In a common law jurisdiction, the law proceeds by principle intertwined with precedent. When judges give talks about the law, they often focus exclusively on precedent. Lord Sumption has taken a different approach. His talks focus on points of principle: witness his speech to the Chancery Bar Association on Reflexions on the Law of Illegality on 23 April 2012. He is unafraid of being seen as outspoken in differing from judges and, indeed, generally (witness his talk, Home Truths about Judicial Diversity, 15 November 2012).
So what should one make of his most recent lecture, given as the Harris Society Annual Lecture, at Keble College, Oxford on 8 May 2017? The title was deceptively neutral: A Question of Taste: The Supreme Court and the Interpretation of Contracts. The contents are another matter.
The main thrust of the lecture was an extended criticism of the approach taken in cases culminating in Investors Compensation Scheme v West Bromwich (ICS) but, in Lord Sumption’s view, continued in decisions through Chartbrook Ltd v Persimmon Homes Ltd to Rainy Sky v Kookmin Bank. Two judges in particular are singled out for criticism: Lord Diplock, a leading judge in the 1970s and 1980s and, in particular, Lord Hoffmann. As Lord Hoffmann’s speech in ICS had become one of the keystones of contractual interpretation, this is no small matter. Lord Hoffman had placed stress on the proposition that the meaning of words in a contract fall to be determined not simply by their meaning in isolation but in the light of the surrounding circumstances of the factual background to the contract and that, moreover, they should be interpreted in the light of “commercial common sense”. This approach, described by him as “the Hoffmann offensive”, is the subject of Lord Sumption’s attack.
The focus of the speech
There are three grounds on which Lord Sumption stated dissatisfaction with the Hoffmann approach:
“The first and main point to make is that the language of the parties’ agreement, read as a whole, is the only direct evidence of their intentions which is admissible. I would certainly not advocate literalism as an approach to construction. But it is a fallacy to say that language is meaningful only in relation to some particular background. Most language and all properly drafted language has an autonomous meaning… The surrounding circumstances may well enable us to discover what the objective was, but not how far it has been achieved… The draftsman, whether he is an amateur or a professional cannot alter the surrounding circumstances and may regard them as a great deal less important than the court does. He has no way to tell the court what he really wants other than the deployment of words.

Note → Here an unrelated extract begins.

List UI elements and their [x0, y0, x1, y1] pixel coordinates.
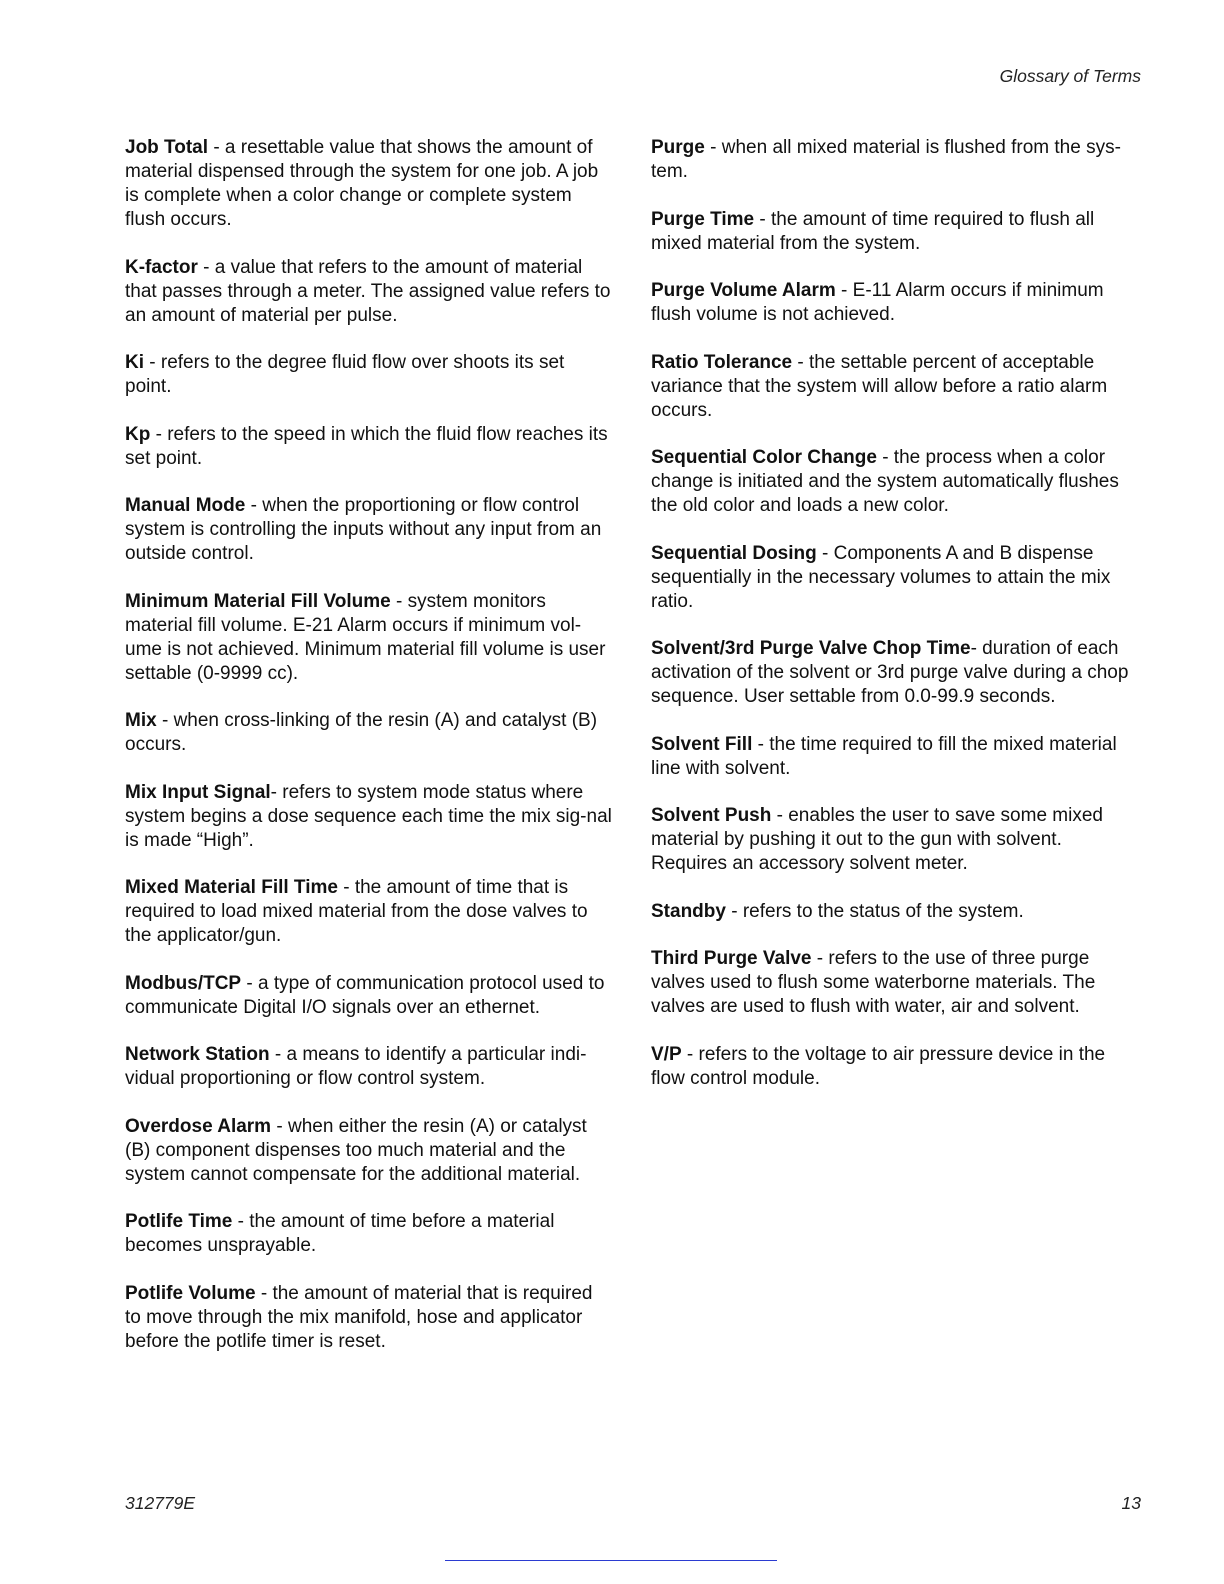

The second major problem about the use of the surrounding circumstances to modify the effect of language… is the difficulty of applying it fairly in a legal system like ours which rigorously excludes the use of precontractual negotiations as evidence of intention… Once the courts resort to sources other than the language in order to identify the object of the transaction, it is difficult to justify the current law about extrinsic evidence.
My third difficulty with the Investors Compensation Scheme approach is that judges are not necessarily well-placed to determine what commercial common sense requires.”
Lord Sumption had much more to say about these three issues. However, the speech also raises questions.
Recall the recent Supreme Court decision, handed down on 29 March 2017, in Capita v Wood. Lord Sumption describes that decision as “a new direction of travel”. Yet in Capita itself, Lord Hodge, who gave the single judgment, stated in terms that the law of contractual interpretation has not changed at all. Lord Sumption sat on the panel and is recorded as agreeing with that judgment. Has he changed his mind in the two months which followed?
Indeed, if one can see that the lecture’s ostensible targets are Lords Diplock and Hofffmann, who are the readers of the lecture intended to be? Lord Sumption criticises a “loose approach to the construction of commercial documents which [has] reached its highest point in Rainy Sky”. As he points out, the leading judgment in that case was given by Lord Clarke, who remains his colleague on the court. What should Lord Clarke or Lord Hodge make of the lecture?
Both Lords Clarke and Sumption will have retired by the end of 2018 and one might better ask, therefore, what are the key battleground points which arise from Lord Sumption’s intervention. Two stand out in particular.
First, the speech is a call for an approach more focussed on what the words of a contract indicate and less on what the parties might have been expected to write instead. As London becomes ever more a focus for the resolution of disputes between foreign parties, there is a risk that their expectations of what makes for “business common sense” may be so different from what English lawyers would expect that such a criterion would provide no useful guide at all. Moreover, such disputes may turn on contracts whose draftsmen may not be native English speakers. A focus on the wording may at least offer the prospect of certainty. One wonders if the lecture is in this respect a guide to the future.
Second, there is still the question of what might be called “local rules” of contractual interpretation: such rules as those governing the interpretation of exclusion clauses or indemnities or the contra proferentum rule. Even if one focuses on the words themselves, which of these rules apply and with what weight? The lecture does not provide an answer, although one infers from comments in it that Lord Sumption would not discard recourse to “local rules”. We will have to await decisions of the full Supreme Court to see the direction of travel on such matters.